Star chef Nina Compton has big plans for an NFT concept in New Orleans. Her ShaSha Lounge, which is set to open in 2023 and celebrate all things New Orleans, including music, art, culture, and cocktails, has received a lot of attention in its early planning stages, in part because Compton has said it will be a membership-based lounge and that memberships will need to be purchased via NFT. A portion of sales from the membership NFT and the bar’s revenues will be donated back to New Orleans. 

“As with anything cutting edge, adaptation can take time, but I think people will get it and I think we’re ready for it,” Compton says. “It’s essentially the same as other membership clubs—be that a country club or other similar venues—except the ShaSha NFT will be ownable and sharable, which makes it even better. ShaSha is going to be a traditional bar and lounge, hopefully one of the best New Orleans and this country has to offer. The only difference is how you’ll access it, and what that access will provide you beyond the four walls of the location.” 

NFT platform BlockBar is dedicated to the beverage alcohol world, offering an online marketplace and physical storage for luxury wines and spirits. Co-founder Samuel Falic, who’s well-versed in cryptocurrencies and digital ownerships, says there are a lot of ways for traditional bars and restaurants to enter the NFT landscape. “There’s of course the obvious way, which is that an NFT can serve as an access point to a private restaurant or provide special perks like discounts or a table on standby,” Falic explains. “Then there’s also an opportunity to, let’s say, try a specific bottle (of wine or liquor in the space), and if you like it, scan the QR code and browse through other versions of that brand and potentially purchase it right on your phone with an NFT.” 

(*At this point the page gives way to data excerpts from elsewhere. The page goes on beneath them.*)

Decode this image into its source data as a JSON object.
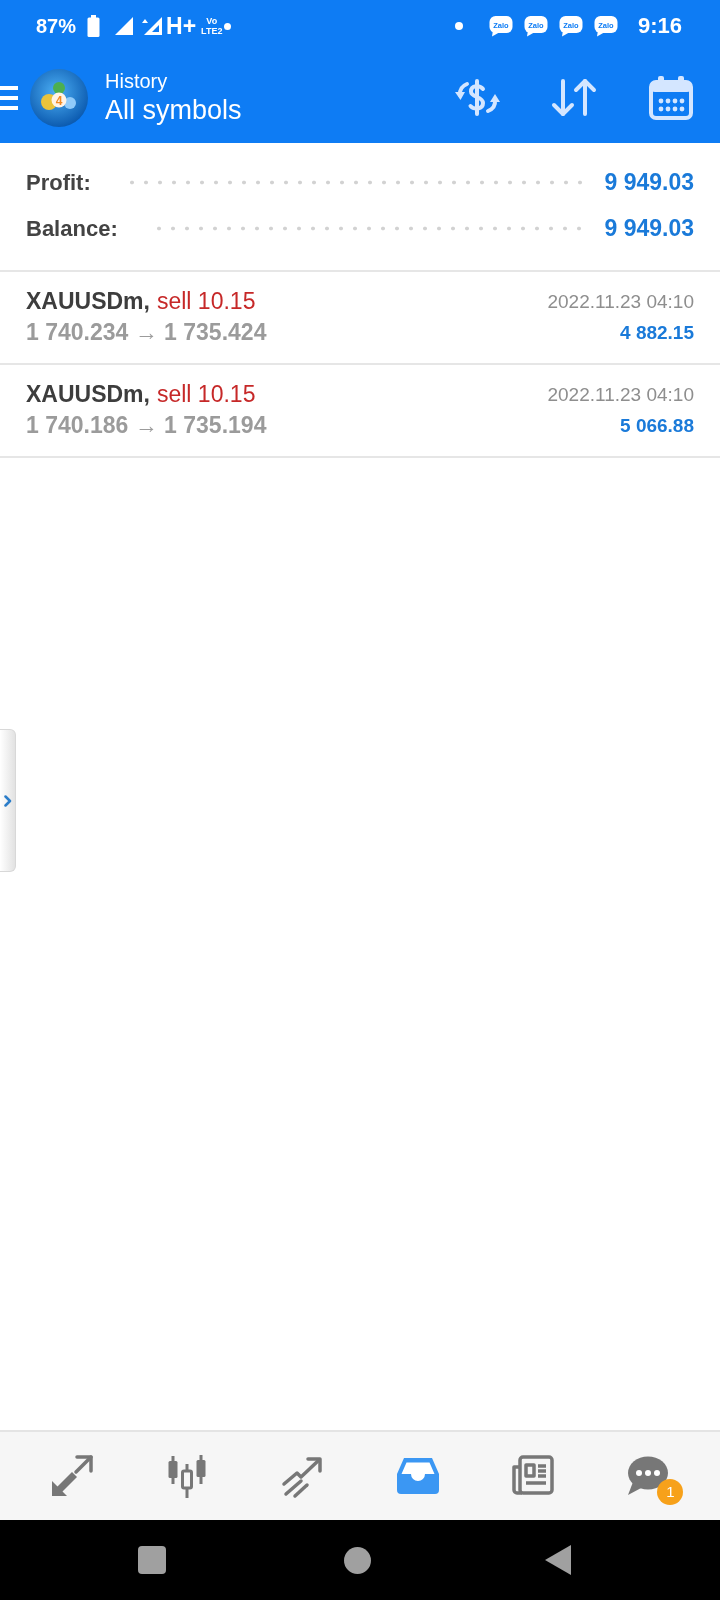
{
  "status_bar": {
    "battery": "87%",
    "network": "H+",
    "volte": [
      "Vo",
      "LTE2"
    ],
    "notifications": [
      {
        "label": "Zalo"
      },
      {
        "label": "Zalo"
      },
      {
        "label": "Zalo"
      },
      {
        "label": "Zalo"
      }
    ],
    "time": "9:16"
  },
  "app_bar": {
    "logo_label": "4",
    "title": "History",
    "subtitle": "All symbols"
  },
  "summary": [
    {
      "label": "Profit:",
      "value": "9 949.03"
    },
    {
      "label": "Balance:",
      "value": "9 949.03"
    }
  ],
  "deals": [
    {
      "symbol": "XAUUSDm,",
      "order": "sell 10.15",
      "prices": "1 740.234 → 1 735.424",
      "time": "2022.11.23 04:10",
      "profit": "4 882.15"
    },
    {
      "symbol": "XAUUSDm,",
      "order": "sell 10.15",
      "prices": "1 740.186 → 1 735.194",
      "time": "2022.11.23 04:10",
      "profit": "5 066.88"
    }
  ],
  "bottom_nav": {
    "items": [
      {
        "kind": "quotes",
        "selected": false
      },
      {
        "kind": "chart",
        "selected": false
      },
      {
        "kind": "trade",
        "selected": false
      },
      {
        "kind": "history",
        "selected": true
      },
      {
        "kind": "news",
        "selected": false
      },
      {
        "kind": "messages",
        "selected": false,
        "badge": "1"
      }
    ]
  }
}
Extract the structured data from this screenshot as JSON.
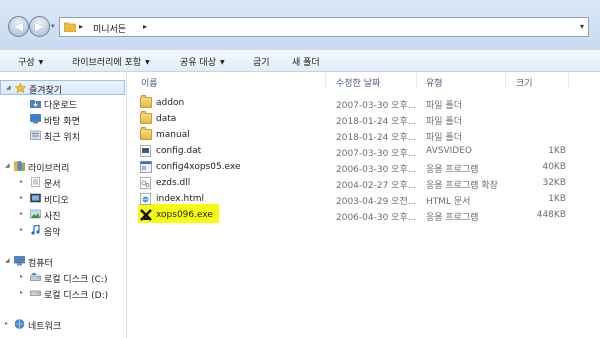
{
  "address": {
    "back_icon": "back-arrow-icon",
    "forward_icon": "forward-arrow-icon",
    "crumb_sep": "▸",
    "current_folder": "미니서든",
    "history_caret": "▾",
    "address_dropdown": "▾"
  },
  "toolbar": {
    "items": [
      {
        "label": "구성",
        "caret": "▼"
      },
      {
        "label": "라이브러리에 포함",
        "caret": "▼"
      },
      {
        "label": "공유 대상",
        "caret": "▼"
      },
      {
        "label": "굽기",
        "caret": ""
      },
      {
        "label": "새 폴더",
        "caret": ""
      }
    ]
  },
  "nav": {
    "favorites": {
      "label": "즐겨찾기",
      "icon": "star-icon"
    },
    "favorite_items": [
      {
        "label": "다운로드",
        "icon": "download-folder-icon"
      },
      {
        "label": "바탕 화면",
        "icon": "desktop-icon"
      },
      {
        "label": "최근 위치",
        "icon": "recent-places-icon"
      }
    ],
    "libraries": {
      "label": "라이브러리",
      "icon": "library-icon"
    },
    "library_items": [
      {
        "label": "문서",
        "icon": "documents-icon"
      },
      {
        "label": "비디오",
        "icon": "video-icon"
      },
      {
        "label": "사진",
        "icon": "pictures-icon"
      },
      {
        "label": "음악",
        "icon": "music-icon"
      }
    ],
    "computer": {
      "label": "컴퓨터",
      "icon": "computer-icon"
    },
    "computer_items": [
      {
        "label": "로컬 디스크 (C:)",
        "icon": "local-disk-icon"
      },
      {
        "label": "로컬 디스크 (D:)",
        "icon": "local-disk-icon"
      }
    ],
    "network": {
      "label": "네트워크",
      "icon": "network-icon"
    },
    "expand_arrow": "▸",
    "collapse_arrow": "◢"
  },
  "columns": {
    "name": "이름",
    "date": "수정한 날짜",
    "type": "유형",
    "size": "크기"
  },
  "files": [
    {
      "name": "addon",
      "date": "2007-03-30 오후...",
      "type": "파일 폴더",
      "size": "",
      "icon": "folder-icon"
    },
    {
      "name": "data",
      "date": "2018-01-24 오후...",
      "type": "파일 폴더",
      "size": "",
      "icon": "folder-icon"
    },
    {
      "name": "manual",
      "date": "2018-01-24 오후...",
      "type": "파일 폴더",
      "size": "",
      "icon": "folder-icon"
    },
    {
      "name": "config.dat",
      "date": "2007-03-30 오후...",
      "type": "AVSVIDEO",
      "size": "1KB",
      "icon": "dat-file-icon"
    },
    {
      "name": "config4xops05.exe",
      "date": "2006-03-30 오후...",
      "type": "응용 프로그램",
      "size": "40KB",
      "icon": "exe-file-icon"
    },
    {
      "name": "ezds.dll",
      "date": "2004-02-27 오후...",
      "type": "응용 프로그램 확장",
      "size": "32KB",
      "icon": "dll-file-icon"
    },
    {
      "name": "index.html",
      "date": "2003-04-29 오전...",
      "type": "HTML 문서",
      "size": "1KB",
      "icon": "html-file-icon"
    },
    {
      "name": "xops096.exe",
      "date": "2006-04-30 오후...",
      "type": "응용 프로그램",
      "size": "448KB",
      "icon": "xops-app-icon"
    }
  ],
  "colors": {
    "highlight": "#f6fb12",
    "accent": "#9dc0e9"
  }
}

Falic adds that on-premise venues could use NFTs to boost their loyalty programs and manage reservations of in-demand tables, or even partner with luxury spirits and wine brands for their special releases on BlockBar. “There are many different ways for bars and restaurants to enter the space and there definitely could be value added, but it has to make sense,” Falic says. “I would steer away from using NFTs purely as a marketing campaign and recommend instead using them as an innovative way to solve an actual problem. An NFT is just digital ownership, so it’s really limitless for what business owners can do to utilize NFTs.”